Millions of people are under threat from melting of Himalayan glaciers, according to scientists carrying out the most comprehensive ever assessment of climate change in the region. The findings, published in three reports by the Kathmandu-based International Centre for Integrated Mountain Development (ICIMOD), show Nepal’s glaciers have shrunk by 21 percent and Bhutan’s by 22 percent over 30 years.
The reports, launched on Sunday at the UN climate talks in Durban, South Africa, provide the first authoritative confirmation of the extent of Himalayan glacial melting. They follow a discredited announcement by scientists in 2007 that the region’s glaciers would be gone by 2035. A three-year Sweden-funded research project led by ICIMOD showed 10 glaciers surveyed in the region all are shrinking, with a marked acceleration in loss of ice between 2002 and 2005.

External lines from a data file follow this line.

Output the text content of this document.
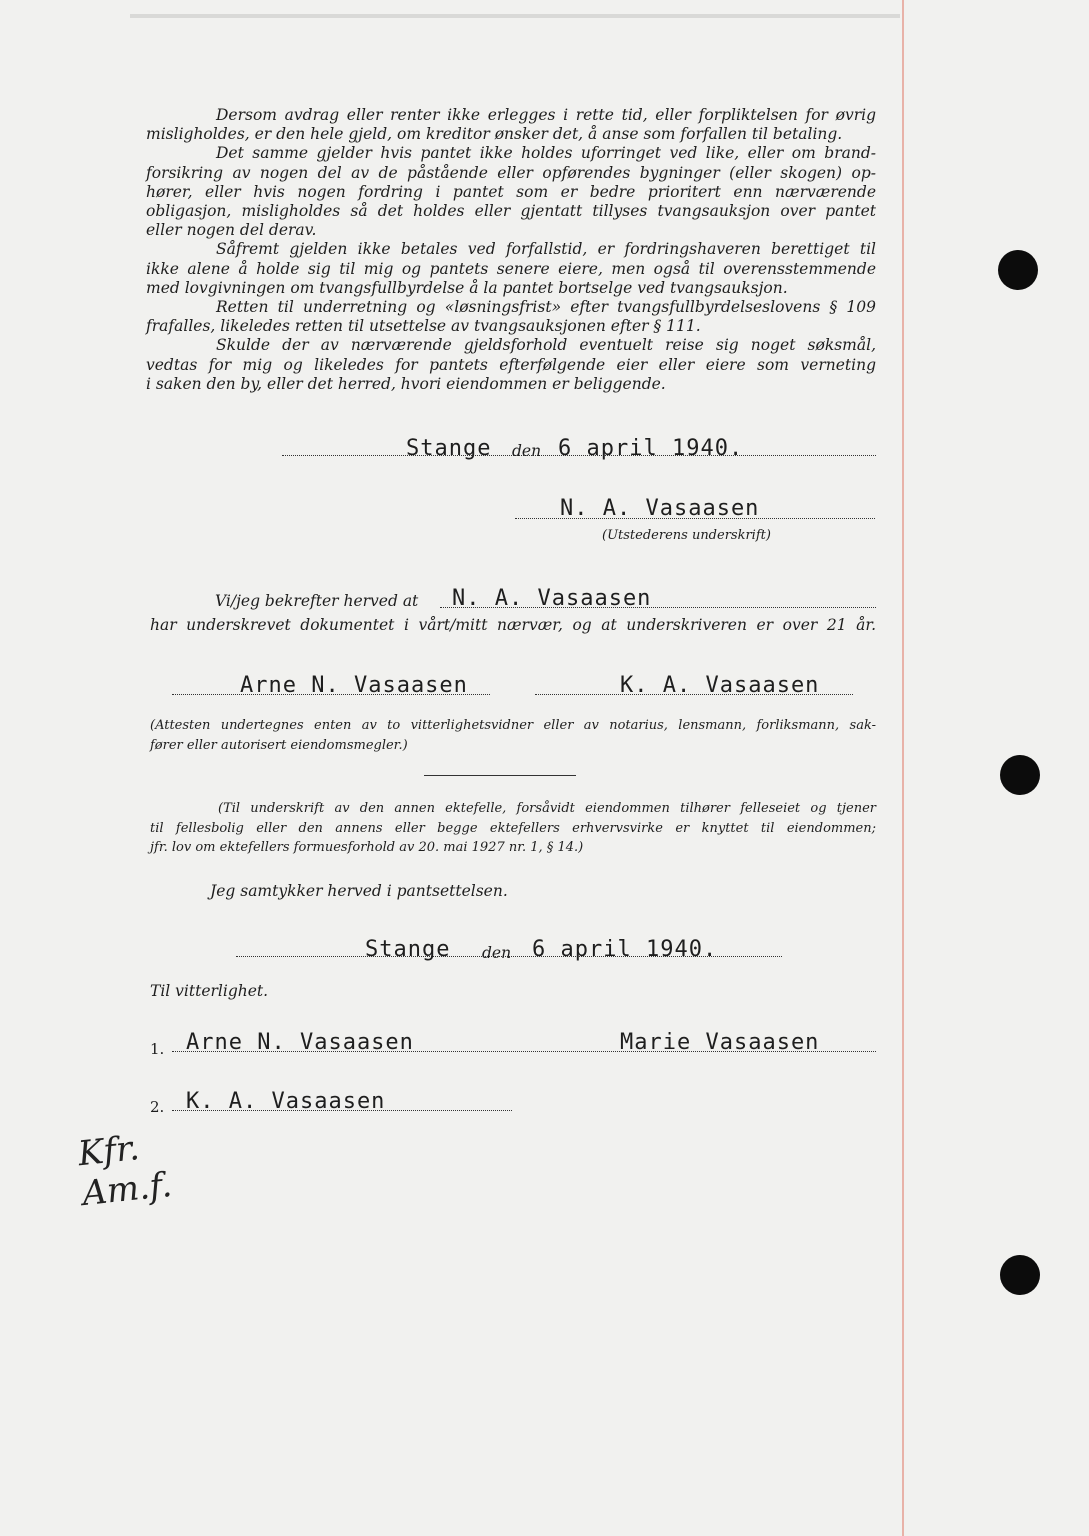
Dersom avdrag eller renter ikke erlegges i rette tid, eller forpliktelsen for øvrig
misligholdes, er den hele gjeld, om kreditor ønsker det, å anse som forfallen til betaling.
Det samme gjelder hvis pantet ikke holdes uforringet ved like, eller om brand-
forsikring av nogen del av de påstående eller opførendes bygninger (eller skogen) op-
hører, eller hvis nogen fordring i pantet som er bedre prioritert enn nærværende
obligasjon, misligholdes så det holdes eller gjentatt tillyses tvangsauksjon over pantet
eller nogen del derav.
Såfremt gjelden ikke betales ved forfallstid, er fordringshaveren berettiget til
ikke alene å holde sig til mig og pantets senere eiere, men også til overensstemmende
med lovgivningen om tvangsfullbyrdelse å la pantet bortselge ved tvangsauksjon.
Retten til underretning og «løsningsfrist» efter tvangsfullbyrdelseslovens § 109
frafalles, likeledes retten til utsettelse av tvangsauksjonen efter § 111.
Skulde der av nærværende gjeldsforhold eventuelt reise sig noget søksmål,
vedtas for mig og likeledes for pantets efterfølgende eier eller eiere som verneting
i saken den by, eller det herred, hvori eiendommen er beliggende.
Stange den 6 april 1940.
N. A. Vasaasen
(Utstederens underskrift)
Vi/jeg bekrefter herved at N. A. Vasaasen
har underskrevet dokumentet i vårt/mitt nærvær, og at underskriveren er over 21 år.
Arne N. Vasaasen	K. A. Vasaasen
(Attesten undertegnes enten av to vitterlighetsvidner eller av notarius, lensmann, forliksmann, sak-
fører eller autorisert eiendomsmegler.)
(Til underskrift av den annen ektefelle, forsåvidt eiendommen tilhører felleseiet og tjener
til fellesbolig eller den annens eller begge ektefellers erhvervsvirke er knyttet til eiendommen;
jfr. lov om ektefellers formuesforhold av 20. mai 1927 nr. 1, § 14.)
Jeg samtykker herved i pantsettelsen.
Stange den 6 april 1940.
Til vitterlighet.
1. Arne N. Vasaasen	Marie Vasaasen
2. K. A. Vasaasen
Kfr. Am.f.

Another study found a significant reduction in snow cover across the region in the last decade. “These reports provide a new baseline and location-specific information for understanding climate change in one of the most vulnerable ecosystems in the world,” Rajendra Pachauri, chairman of the Intergovernmental Panel on Climate Change (IPCC), said.
“They substantially deepen our understanding of this region… while also pointing to the knowledge gaps yet to be filled and actions that must be taken to deal with the challenge of climate change.” Scientists said the effects of climate change in the Himalayas could be devastating, as the region provides food and energy for 1.3 billion people living in downstream river basins.